Schools brace for scrutiny on race
Selective colleges often use it as a factor in their admissions processes
CAMBRIDGE, Mass. - A Justice Department inquiry into how race influences admissions at Harvard University has left selective colleges bracing for new scrutiny of practices that have helped boost diversity levels to new highs across the Ivy League.
Harvard and other top-tier colleges closely guard the inner workings of their admissions offices, but they defend approaches that consider an applicant’s race among other factors as a way to bring a diverse mix of perspectives to campus. While the schools believe they are on firm legal ground, experts say the investigation could inspire new challenges.
“They’re pulling the scab off a wound that was healing,” said Anthony Carnevale, who has studied affirmative action programs and leads Georgetown University’s Center for Education and the Workforce. “This could erupt in a bunch more cases.”
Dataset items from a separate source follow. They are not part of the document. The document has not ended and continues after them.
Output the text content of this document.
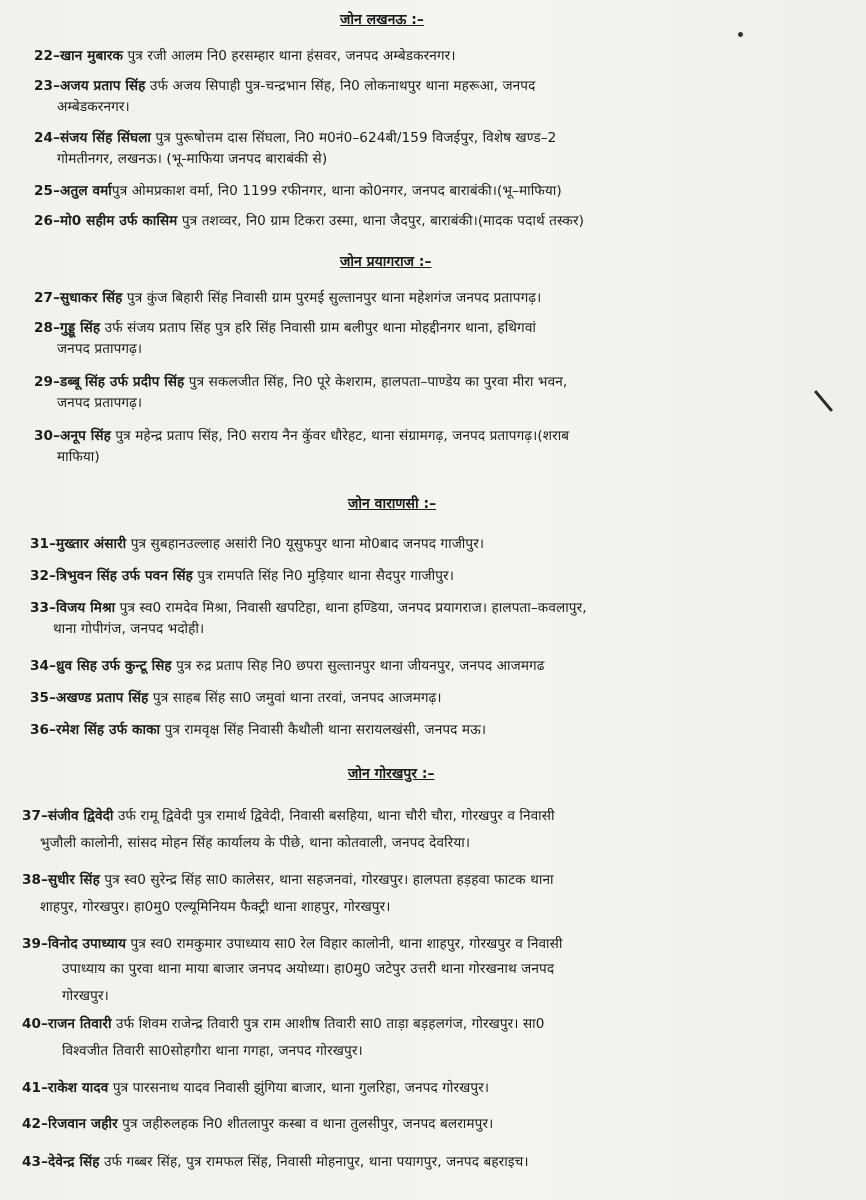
जोन लखनऊ :–
22–खान मुबारक पुत्र रजी आलम नि0 हरसम्हार थाना हंसवर, जनपद अम्बेडकरनगर।
23–अजय प्रताप सिंह उर्फ अजय सिपाही पुत्र-चन्द्रभान सिंह, नि0 लोकनाथपुर थाना महरूआ, जनपद
अम्बेडकरनगर।
24–संजय सिंह सिंघला पुत्र पुरूषोत्तम दास सिंघला, नि0 म0नं0–624बी/159 विजईपुर, विशेष खण्ड–2
गोमतीनगर, लखनऊ। (भू-माफिया जनपद बाराबंकी से)
25–अतुल वर्मापुत्र ओमप्रकाश वर्मा, नि0 1199 रफीनगर, थाना को0नगर, जनपद बाराबंकी।(भू–माफिया)
26–मो0 सहीम उर्फ कासिम पुत्र तशव्वर, नि0 ग्राम टिकरा उस्मा, थाना जैदपुर, बाराबंकी।(मादक पदार्थ तस्कर)
जोन प्रयागराज :–
27–सुधाकर सिंह पुत्र कुंज बिहारी सिंह निवासी ग्राम पुरमई सुल्तानपुर थाना महेशगंज जनपद प्रतापगढ़।
28–गुड्डू सिंह उर्फ संजय प्रताप सिंह पुत्र हरि सिंह निवासी ग्राम बलीपुर थाना मोहद्दीनगर थाना, हथिगवां
जनपद प्रतापगढ़।
29–डब्बू सिंह उर्फ प्रदीप सिंह पुत्र सकलजीत सिंह, नि0 पूरे केशराम, हालपता–पाण्डेय का पुरवा मीरा भवन,
जनपद प्रतापगढ़।
30–अनूप सिंह पुत्र महेन्द्र प्रताप सिंह, नि0 सराय नैन कुॅवर धौरेहट, थाना संग्रामगढ़, जनपद प्रतापगढ़।(शराब
माफिया)
जोन वाराणसी :–
31–मुख्तार अंसारी पुत्र सुबहानउल्लाह असांरी नि0 यूसुफपुर थाना मो0बाद जनपद गाजीपुर।
32–त्रिभुवन सिंह उर्फ पवन सिंह पुत्र रामपति सिंह नि0 मुड़ियार थाना सैदपुर गाजीपुर।
33–विजय मिश्रा पुत्र स्व0 रामदेव मिश्रा, निवासी खपटिहा, थाना हण्डिया, जनपद प्रयागराज। हालपता–कवलापुर,
थाना गोपीगंज, जनपद भदोही।
34–ध्रुव सिह उर्फ कुन्टू सिह पुत्र रुद्र प्रताप सिह नि0 छपरा सुल्तानपुर थाना जीयनपुर, जनपद आजमगढ
35–अखण्ड प्रताप सिंह पुत्र साहब सिंह सा0 जमुवां थाना तरवां, जनपद आजमगढ़।
36–रमेश सिंह उर्फ काका पुत्र रामवृक्ष सिंह निवासी कैथौली थाना सरायलखंसी, जनपद मऊ।
जोन गोरखपुर :–
37–संजीव द्विवेदी उर्फ रामू द्विवेदी पुत्र रामार्थ द्विवेदी, निवासी बसहिया, थाना चौरी चौरा, गोरखपुर व निवासी
भुजौली कालोनी, सांसद मोहन सिंह कार्यालय के पीछे, थाना कोतवाली, जनपद देवरिया।
38–सुधीर सिंह पुत्र स्व0 सुरेन्द्र सिंह सा0 कालेसर, थाना सहजनवां, गोरखपुर। हालपता हड़हवा फाटक थाना
शाहपुर, गोरखपुर। हा0मु0 एल्यूमिनियम फैक्ट्री थाना शाहपुर, गोरखपुर।
39–विनोद उपाध्याय पुत्र स्व0 रामकुमार उपाध्याय सा0 रेल विहार कालोनी, थाना शाहपुर, गोरखपुर व निवासी
उपाध्याय का पुरवा थाना माया बाजार जनपद अयोध्या। हा0मु0 जटेपुर उत्तरी थाना गोरखनाथ जनपद
गोरखपुर।
40–राजन तिवारी उर्फ शिवम राजेन्द्र तिवारी पुत्र राम आशीष तिवारी सा0 ताड़ा बड़हलगंज, गोरखपुर। सा0
विश्वजीत तिवारी सा0सोहगौरा थाना गगहा, जनपद गोरखपुर।
41–राकेश यादव पुत्र पारसनाथ यादव निवासी झुंगिया बाजार, थाना गुलरिहा, जनपद गोरखपुर।
42–रिजवान जहीर पुत्र जहीरुलहक नि0 शीतलापुर कस्बा व थाना तुलसीपुर, जनपद बलरामपुर।
43–देवेन्द्र सिंह उर्फ गब्बर सिंह, पुत्र रामफल सिंह, निवासी मोहनापुर, थाना पयागपुर, जनपद बहराइच।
At the eight Ivy League colleges including Harvard, Yale and Princeton, the number of U.S. minority students in all incoming classes grew by 17% between 2010 and ’15, while overall enrollment in those classes grew by less than 2%, according to the latest federal data. By 2015, minorities accounted for more than 43% of all incoming students in the Ivy League, up from 37% in 2010.
The trend partly reflects the demographics of an increasingly diverse nation, but the schools also consider race for reasons including a desire to reverse historically low numbers of minorities at elite universities that in some cases began admitting nonwhite students only in the last 75 years.
“We’re aiming for diversity on our campus and we’re achieving it,” said Christopher Eisgruber, president of Princeton University. “Universities have a compelling interest in pursuing diversity in their student bodies through a holistic assessment of factors.”
Eisgruber said he is not surprised by the “continuing political controversy,” but it would not be appropriate for him to comment on the Justice Department investigation.
At Brown University, the inquiry was a topic of discussion last week, school spokesman Brian Clark said.
“The courts have held that colleges and universities may act affirmatively to achieve the educational goals at the core of our academic excellence at Brown,” Clark said in a statement.
“Through our raceconscious admission practices, Brown assembles the diverse range of perspectives and experiences essential for a learning and research community that prepares students to thrive in a complex and changing world.”
Word of the investigation startled some who thought the affirmative action debate was settled after the U.S. Supreme Court last year upheld race-conscious admissions at the University of Texas. That case was brought by a white student who contended she was rejected from the school while black students with lower grades were admitted.